Adeta aşağılamış düşük bir düzeye indirmiştir.

Postunun orası burası kana bulanmış hayvanın başında duran avcı da buna benzer bir duygu yaşar.

Bu ahlak çizgisinin ötesinde ve ondan daha derinde bir şeydir.

Kan döküldüğü yerde _ ister canlı olsun ister cansız_ alçaltıcı bir
görüntü verir.

Kanla ıslanan toprak da lanetlenmiş sayılır.

İşte bu kan'ın korkutan gizemidir.

Daha ileri gidersek, gövdenin içinde saklı ve gizemli şekilde akıp duran _ durması gereken _ yaşamı taşıyan ve simgeleyen sıvı dökülüp saçıldığıda ve içindeki içerik dışa çıktığında Doğa' ya karşı kökten hatalı bir suç işlenmiş görünür.

Fakat ölümde tam budur.

Zira kadavra, mahremiyetini yitirmiş, artık kimsenin gizlenmediği bir saf maddeye dönüşmüştür.

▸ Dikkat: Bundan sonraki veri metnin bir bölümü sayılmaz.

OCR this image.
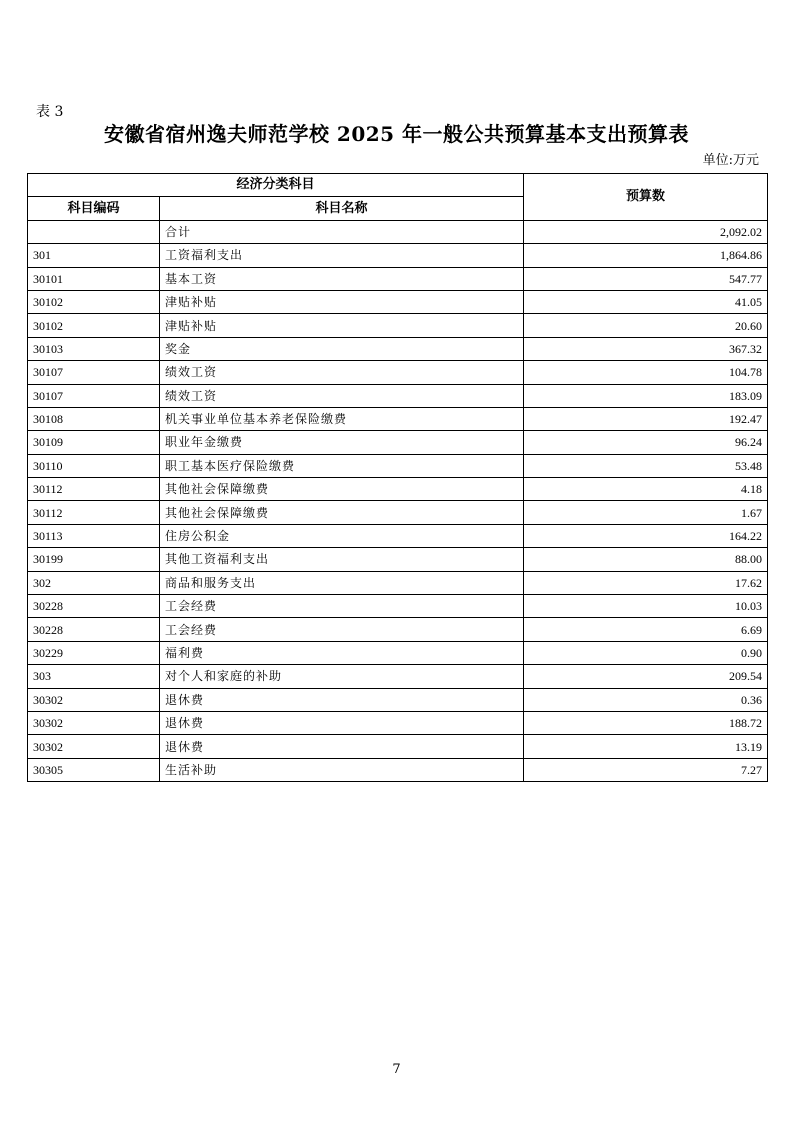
表 3
安徽省宿州逸夫师范学校 2025 年一般公共预算基本支出预算表
单位:万元
经济分类科目		预算数
科目编码	科目名称	
	合计	2,092.02
301	工资福利支出	1,864.86
30101	基本工资	547.77
30102	津贴补贴	41.05
30102	津贴补贴	20.60
30103	奖金	367.32
30107	绩效工资	104.78
30107	绩效工资	183.09
30108	机关事业单位基本养老保险缴费	192.47
30109	职业年金缴费	96.24
30110	职工基本医疗保险缴费	53.48
30112	其他社会保障缴费	4.18
30112	其他社会保障缴费	1.67
30113	住房公积金	164.22
30199	其他工资福利支出	88.00
302	商品和服务支出	17.62
30228	工会经费	10.03
30228	工会经费	6.69
30229	福利费	0.90
303	对个人和家庭的补助	209.54
30302	退休费	0.36
30302	退休费	188.72
30302	退休费	13.19
30305	生活补助	7.27
7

Ancak kan kendini sunmakta devam ederse, oluk oluk boşalmaya devam ederse tam tersi bir etki yaratır.

İnsanı ve hayvanı da sarhoş eder., heyecanlandırır. Geçmişte Arenalara koşan halk böyleydi. Gladyatörlerin, hayvanların, boğaların _ ki bu gün hala İspanya' da sürüyor_ kanı insanda sersemletici bir etki yaratır.

Aynı şekilde savaşta her zaman bir çılgınlığa dönüşür.

Kanda benzeri olmayan çıldırtıcı bir güç saklıdır.

Ancak bu anlatılan kanlı sahneleri avcıların çok az bir kısmı yaşar. Onlarda trofe yani büyük baş avcılarıdır.

Keklik, üveyik, sülün, bıldırcın v.b kuş avlarında bu kanlı sahneler yaşanmaz. Saçmanın felç eden öldürüçü gücü dış kanamalara yol açmaz.

Burada ahlaki durumu büsbütün arttıran daha karmaşık bir olay daha söz konusudur ki, oda öldürmek zorunda kalmak.

Bazen düşmanı, sapığı ya da suçluyu öldürmek kaçınılmaz olur. Bu durum her insanın başına gelebilir. Öldürmekten başka seçeneğin olmaması... ölümü oluşturmak ve biçimlendirmek zorunda kalmak...

Bu durumda ölüm için feci dendiğini zaman çok az şey söylenmiş olur. Çünkü genelde tüm sıfatlar gibi bu sözcükte hiç bir şeyi çözemez.

Öte yandan bazı hayvanlara bazı özel günlerde gösterilen en büyük kutsal saygının, onları belirli yollarla ve törenlerle öldürmek olduğu konusunda da hiç bir şey söylenmiş değildir.